Coming back to the menopause study. This study investigated whether the genetic risk made a difference to the risk of cognitive impairment and dementia in women. Indeed, that is exactly what they found, that women with the APOE 4 genotype were at a higher risk of cognitive impairment and dementia shortly after menopause. The exact reason why the APOE genotype and menopause are related is not yet clear, however, what is clear is that Hormone Replacement Therapy might be in particular beneficial for women at increased genetic risk (APOE 4) for Alzheimer’s disease. This clearly needs to be investigated in future clinical trials but shows promise that the risk posed by menopause on the risk of cognitive impairment and dementia might be potentially modifiable in ‘high-risk’ women.
Where does this leave us?
Risk factors for dementia seem to emerge from everywhere (see also my recent entry on this here) and it might seem scary that menopause might be another risk factor for dementia. How many risk factors can there be out there? But the key to remember is that we just need to be aware of those risk factor as we can then try to influence them. Even though we cannot change menopause as it is part of women’s physiological ageing process, we can influence its risk for dementia. In particular, we now know that the impact of the menopause on dementia risk is time-limited, affecting mostly women below the age of 70 when dementia is less common in general. The other positive note is that even if certain women are at a higher risk for dementia due to menopause, there are existing treatments, such as Hormone Replacement Therapy, to potentially reduce the risk. Being aware of these factors can therefore inform future dementia risk and treatment approaches.

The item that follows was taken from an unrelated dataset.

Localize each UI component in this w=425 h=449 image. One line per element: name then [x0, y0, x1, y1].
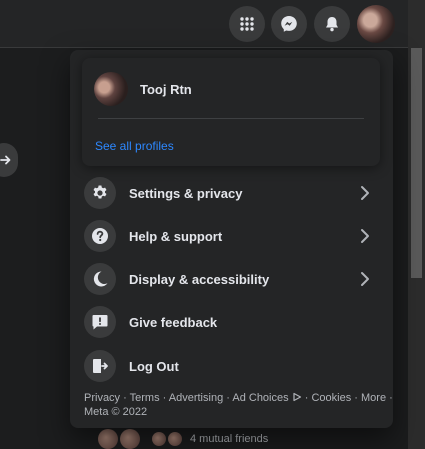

There is clear evidence that menopause has an effect on the cognition of women. The effect is mostly explained by changes to the levels of estrogen circulating in the body and the brain. Estrogen emerges as a hormone that has not only functions for our reproduction but is also critical in maintaining our brain health. Still, Hormone Replacement Therapy should be undertaken with caution as the timing (critical window) of the estrogen replacement has a significant impact on whether its effects are beneficial or adverse on women. This matters as well for the risk of dementia. The reduction in estrogen can also increase in women the risk for dementia, albeit the increased risk, compared to men, is confined to the age under 70. After the age of 70, it is clear that the risk for dementia is similar in men and women while taking into account that women on average live longer. Recent findings suggest that the genetic risk (APOE) might in particular increase the risk for women to develop dementia after menopause, which is currently further investigated. Future dementia risk and treatment approaches will likely take into account the impact menopause has on women’s risk for dementia.